Я засмеялся каким-то неестественным идиотским смехом.
— Ты чего, Андрюха? — встревоженно спросил Матвеев.
— Двенадцать тысяч населения, — на весь коридор воскликнул я, — коровы по главной улице ходят! Куда я там свою фирменную «Монтану» надевать буду? За девками в общественной бане подглядывать?
На выходе из областного УВД я и Матвеев пожали друг другу руки, матерными словами помянули Андреева и разошлись в разные стороны. Больше нас ничто не связывало.
В состоянии эмоционального подъема я, даже не заезжая в райотдел, вернулся в общежитие. В туалете, по случаю окончания трудовой недели, сбрасывались на выпивку парни.
— Сегодня я угощаю! — объявил я. — Кто за бутылкой сгоняет?
Мне не терпелось выпить, снять напряжение, забыться от всех этих Николаенко, Андреевых, Вьюгиных, Востриковых, Журбиных.
— Андрей Николаевич, а что за повод? Ключи от квартиры получил? — спросил Шамиль.
— Я на той неделе переезжаю жить в Верх-Иланск.
— У-у-у! — разочарованно протянули парни. — За что это тебя так?
— Дураки! — вмешался прислушивавшийся к нашему разговору грузчик Бобров. — Кто он такой здесь, в городе, в областном центре? Здесь он просто мент, каких на улице сто тысяч человек в час проходит, а в Верх-Иланске он будет босс боссов, всеми уважаемый солидный человек! Пройдет вечерком Андрей Николаевич по улице, и всякий встречный ему в пояс кланяться будет. В небольшом поселке любой мент — это власть и сила, а уж инспектор уголовного розыска — это как у нас директор завода, не меньше.

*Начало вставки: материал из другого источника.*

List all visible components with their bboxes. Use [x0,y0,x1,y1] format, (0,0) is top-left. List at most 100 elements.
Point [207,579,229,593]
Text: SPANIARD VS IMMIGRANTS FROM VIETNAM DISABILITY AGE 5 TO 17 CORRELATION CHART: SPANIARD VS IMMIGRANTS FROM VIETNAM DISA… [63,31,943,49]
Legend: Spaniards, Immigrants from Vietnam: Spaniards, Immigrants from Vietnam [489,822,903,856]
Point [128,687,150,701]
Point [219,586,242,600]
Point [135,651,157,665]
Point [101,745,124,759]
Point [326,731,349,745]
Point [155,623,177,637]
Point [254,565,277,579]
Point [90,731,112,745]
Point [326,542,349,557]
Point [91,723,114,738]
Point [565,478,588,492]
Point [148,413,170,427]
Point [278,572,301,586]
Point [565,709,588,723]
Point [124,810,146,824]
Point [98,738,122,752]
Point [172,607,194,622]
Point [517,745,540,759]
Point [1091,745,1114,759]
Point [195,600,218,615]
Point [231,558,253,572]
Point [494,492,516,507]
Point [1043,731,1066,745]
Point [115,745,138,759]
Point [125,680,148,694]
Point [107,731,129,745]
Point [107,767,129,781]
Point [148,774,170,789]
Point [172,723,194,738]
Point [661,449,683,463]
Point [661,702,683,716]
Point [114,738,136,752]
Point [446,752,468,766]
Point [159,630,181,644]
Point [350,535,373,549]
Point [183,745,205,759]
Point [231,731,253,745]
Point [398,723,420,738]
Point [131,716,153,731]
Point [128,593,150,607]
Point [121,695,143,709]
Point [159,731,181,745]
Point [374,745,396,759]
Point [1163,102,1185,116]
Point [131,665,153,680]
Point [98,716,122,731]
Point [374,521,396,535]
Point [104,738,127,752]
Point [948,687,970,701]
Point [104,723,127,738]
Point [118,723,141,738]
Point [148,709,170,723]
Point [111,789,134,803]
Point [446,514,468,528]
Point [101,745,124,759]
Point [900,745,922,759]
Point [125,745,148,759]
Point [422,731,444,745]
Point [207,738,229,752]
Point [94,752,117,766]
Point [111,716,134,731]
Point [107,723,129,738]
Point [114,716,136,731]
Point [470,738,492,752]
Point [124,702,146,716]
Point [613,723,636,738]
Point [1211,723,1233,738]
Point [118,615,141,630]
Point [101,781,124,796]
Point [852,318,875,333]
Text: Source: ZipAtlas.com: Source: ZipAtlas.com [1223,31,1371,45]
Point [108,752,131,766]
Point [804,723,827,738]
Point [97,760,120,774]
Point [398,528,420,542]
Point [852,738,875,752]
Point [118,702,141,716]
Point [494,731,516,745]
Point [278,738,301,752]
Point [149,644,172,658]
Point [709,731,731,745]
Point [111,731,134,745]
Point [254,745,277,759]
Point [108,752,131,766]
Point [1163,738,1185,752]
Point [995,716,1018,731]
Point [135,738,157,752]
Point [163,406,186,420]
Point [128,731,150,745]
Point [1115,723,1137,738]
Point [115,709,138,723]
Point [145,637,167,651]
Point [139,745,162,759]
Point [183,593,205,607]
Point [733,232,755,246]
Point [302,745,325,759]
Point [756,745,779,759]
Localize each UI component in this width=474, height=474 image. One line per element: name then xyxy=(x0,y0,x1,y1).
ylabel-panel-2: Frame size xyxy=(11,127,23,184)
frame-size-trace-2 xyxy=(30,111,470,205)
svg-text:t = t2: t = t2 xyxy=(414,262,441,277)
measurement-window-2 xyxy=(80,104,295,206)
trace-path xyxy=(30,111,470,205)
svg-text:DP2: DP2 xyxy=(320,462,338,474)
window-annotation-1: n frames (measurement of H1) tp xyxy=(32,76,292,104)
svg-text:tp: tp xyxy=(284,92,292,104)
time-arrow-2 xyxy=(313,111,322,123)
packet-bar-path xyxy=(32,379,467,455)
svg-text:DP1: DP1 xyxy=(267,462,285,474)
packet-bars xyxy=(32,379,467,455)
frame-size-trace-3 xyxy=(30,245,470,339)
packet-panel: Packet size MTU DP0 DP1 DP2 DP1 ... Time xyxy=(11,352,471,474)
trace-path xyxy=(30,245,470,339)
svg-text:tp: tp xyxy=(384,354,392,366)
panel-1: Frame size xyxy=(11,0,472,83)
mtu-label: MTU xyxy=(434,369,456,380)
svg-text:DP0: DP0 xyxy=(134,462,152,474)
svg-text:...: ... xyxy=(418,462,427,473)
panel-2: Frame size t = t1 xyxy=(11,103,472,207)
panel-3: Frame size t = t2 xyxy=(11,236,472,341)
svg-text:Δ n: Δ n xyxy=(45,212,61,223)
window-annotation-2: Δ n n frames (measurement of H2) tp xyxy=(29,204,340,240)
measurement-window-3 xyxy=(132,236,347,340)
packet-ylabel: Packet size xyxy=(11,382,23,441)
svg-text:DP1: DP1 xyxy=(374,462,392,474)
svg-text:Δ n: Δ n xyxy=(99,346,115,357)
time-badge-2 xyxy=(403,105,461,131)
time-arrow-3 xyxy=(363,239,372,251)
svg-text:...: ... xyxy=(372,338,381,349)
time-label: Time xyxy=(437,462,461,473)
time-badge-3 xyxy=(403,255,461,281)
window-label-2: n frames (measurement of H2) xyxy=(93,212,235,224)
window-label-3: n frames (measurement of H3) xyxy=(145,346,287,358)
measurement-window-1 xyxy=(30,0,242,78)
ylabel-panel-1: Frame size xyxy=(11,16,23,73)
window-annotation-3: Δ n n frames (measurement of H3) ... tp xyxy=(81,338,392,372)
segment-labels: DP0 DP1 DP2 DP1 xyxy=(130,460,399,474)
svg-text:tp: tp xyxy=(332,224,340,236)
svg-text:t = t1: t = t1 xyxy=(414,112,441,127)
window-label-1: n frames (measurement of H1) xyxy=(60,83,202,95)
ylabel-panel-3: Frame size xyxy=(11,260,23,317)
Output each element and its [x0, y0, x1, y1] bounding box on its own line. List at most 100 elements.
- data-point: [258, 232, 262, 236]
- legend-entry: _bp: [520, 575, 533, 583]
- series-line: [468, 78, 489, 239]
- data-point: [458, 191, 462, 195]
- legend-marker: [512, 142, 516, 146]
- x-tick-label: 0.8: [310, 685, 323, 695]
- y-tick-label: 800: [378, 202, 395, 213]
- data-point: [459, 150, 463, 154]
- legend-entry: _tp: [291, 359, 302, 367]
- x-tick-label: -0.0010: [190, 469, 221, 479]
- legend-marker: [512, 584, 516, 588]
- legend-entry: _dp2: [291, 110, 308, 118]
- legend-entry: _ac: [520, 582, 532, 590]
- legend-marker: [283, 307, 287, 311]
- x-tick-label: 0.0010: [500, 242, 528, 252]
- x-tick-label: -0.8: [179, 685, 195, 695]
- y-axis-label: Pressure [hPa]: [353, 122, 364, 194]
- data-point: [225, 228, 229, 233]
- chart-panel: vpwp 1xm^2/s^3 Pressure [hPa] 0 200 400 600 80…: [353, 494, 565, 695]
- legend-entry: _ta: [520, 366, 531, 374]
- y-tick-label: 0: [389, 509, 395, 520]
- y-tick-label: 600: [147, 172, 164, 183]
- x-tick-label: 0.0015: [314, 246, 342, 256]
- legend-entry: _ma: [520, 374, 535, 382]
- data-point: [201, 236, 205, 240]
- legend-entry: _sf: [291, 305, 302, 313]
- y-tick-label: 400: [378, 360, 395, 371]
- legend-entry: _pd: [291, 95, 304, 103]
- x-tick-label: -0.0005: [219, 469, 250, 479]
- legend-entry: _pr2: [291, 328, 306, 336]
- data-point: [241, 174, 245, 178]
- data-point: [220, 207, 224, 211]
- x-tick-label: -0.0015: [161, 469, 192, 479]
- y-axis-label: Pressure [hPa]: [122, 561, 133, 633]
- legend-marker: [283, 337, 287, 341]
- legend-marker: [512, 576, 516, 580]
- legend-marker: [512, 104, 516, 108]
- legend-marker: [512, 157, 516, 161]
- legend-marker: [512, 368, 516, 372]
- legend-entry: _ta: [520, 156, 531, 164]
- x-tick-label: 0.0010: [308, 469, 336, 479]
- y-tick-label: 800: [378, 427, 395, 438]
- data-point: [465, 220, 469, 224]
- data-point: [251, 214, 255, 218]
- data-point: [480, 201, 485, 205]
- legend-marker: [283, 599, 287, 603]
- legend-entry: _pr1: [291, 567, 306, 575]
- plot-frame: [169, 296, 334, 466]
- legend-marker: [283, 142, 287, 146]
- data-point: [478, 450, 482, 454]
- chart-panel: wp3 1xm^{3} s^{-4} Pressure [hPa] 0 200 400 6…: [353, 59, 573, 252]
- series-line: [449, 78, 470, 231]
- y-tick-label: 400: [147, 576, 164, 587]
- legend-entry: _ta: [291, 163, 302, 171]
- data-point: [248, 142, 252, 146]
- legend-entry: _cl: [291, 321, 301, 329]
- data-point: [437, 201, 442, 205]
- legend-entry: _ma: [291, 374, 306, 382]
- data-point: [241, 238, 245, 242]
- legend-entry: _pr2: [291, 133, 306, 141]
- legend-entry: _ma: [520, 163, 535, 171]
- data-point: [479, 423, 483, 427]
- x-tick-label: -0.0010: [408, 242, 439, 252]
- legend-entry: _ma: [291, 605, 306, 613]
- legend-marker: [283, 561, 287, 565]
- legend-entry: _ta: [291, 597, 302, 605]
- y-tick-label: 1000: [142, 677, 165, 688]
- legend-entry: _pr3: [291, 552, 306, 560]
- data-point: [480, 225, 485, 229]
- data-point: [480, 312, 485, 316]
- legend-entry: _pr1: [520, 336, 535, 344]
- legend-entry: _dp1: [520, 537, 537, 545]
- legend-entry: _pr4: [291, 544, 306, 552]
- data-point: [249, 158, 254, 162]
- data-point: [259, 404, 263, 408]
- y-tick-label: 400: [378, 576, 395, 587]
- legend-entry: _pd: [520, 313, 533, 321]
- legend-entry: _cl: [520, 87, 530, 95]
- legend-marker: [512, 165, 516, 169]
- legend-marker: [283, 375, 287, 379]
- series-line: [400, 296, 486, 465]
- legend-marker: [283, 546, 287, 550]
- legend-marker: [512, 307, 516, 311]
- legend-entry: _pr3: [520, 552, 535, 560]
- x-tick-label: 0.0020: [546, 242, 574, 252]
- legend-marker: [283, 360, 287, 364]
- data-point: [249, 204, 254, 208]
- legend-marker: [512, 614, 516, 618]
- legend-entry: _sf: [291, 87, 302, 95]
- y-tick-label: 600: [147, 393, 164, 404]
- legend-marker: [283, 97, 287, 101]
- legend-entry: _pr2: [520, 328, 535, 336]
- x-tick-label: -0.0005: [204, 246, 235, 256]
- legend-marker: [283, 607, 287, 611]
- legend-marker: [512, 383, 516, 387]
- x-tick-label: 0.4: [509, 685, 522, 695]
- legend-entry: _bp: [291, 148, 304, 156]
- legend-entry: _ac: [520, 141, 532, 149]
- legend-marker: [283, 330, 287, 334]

Сравнение с директором хлебокомбината подействовало на парней отрезвляюще. Они по-другому, с новым оттенком уважения, посмотрели на меня.
— Запомните мое слово, — Бобров затушил докуренную сигаретку в консервной банке, заменявшей общественную пепельницу, — встретите Андрея Николаевича через год и не узнаете! Он во-о-т такое пузо отрастит, ряху наест и со всякой шпаной вроде вас будет через губу разговаривать.
— Короче, кто-нибудь пойдет в магазин или нет? — подвел я черту под обсуждением моего переезда.
— Сейчас сгоняю в гастроном! — Шамиль взял у меня деньги, пересчитал. — Андрей Николаевич, может быть, сразу, чтобы потом не бегать, еще пару пузырей взять?
Весь вечер я пьянствовал: то в своей комнате, то у Шамиля, то у Боброва. Сколько денег пропил за этот вечер, не знаю, но догадываюсь, что прилично.
Глухой темной ночью я проснулся, посмотрел в окно — на крыше хлебозавода светил во двор прожектор.
«Я у себя в комнате, — догадался я. — Во сколько мы вчера разошлись?»
Самый конец гулянки я помнил смутно. Вроде бы кого-то я отправлял к таксистам за бутылкой, а меня отговаривали, предлагали деньги оставить на завтра, на опохмелку.
Я повернулся на бок и уткнулся лицом в женские волосы.
«Диспозиция становится интереснее, — подумал я. — Теперь надо посмотреть, кто это спит в моей кровати».
Я встал, подошел к столу, выпил из кружки не то сладкой воды, не то выдохшегося за ночь лимонада, закурил.
— Ты правда в Верх-Иланск уезжаешь? — не поворачиваясь ко мне, спросила девушка.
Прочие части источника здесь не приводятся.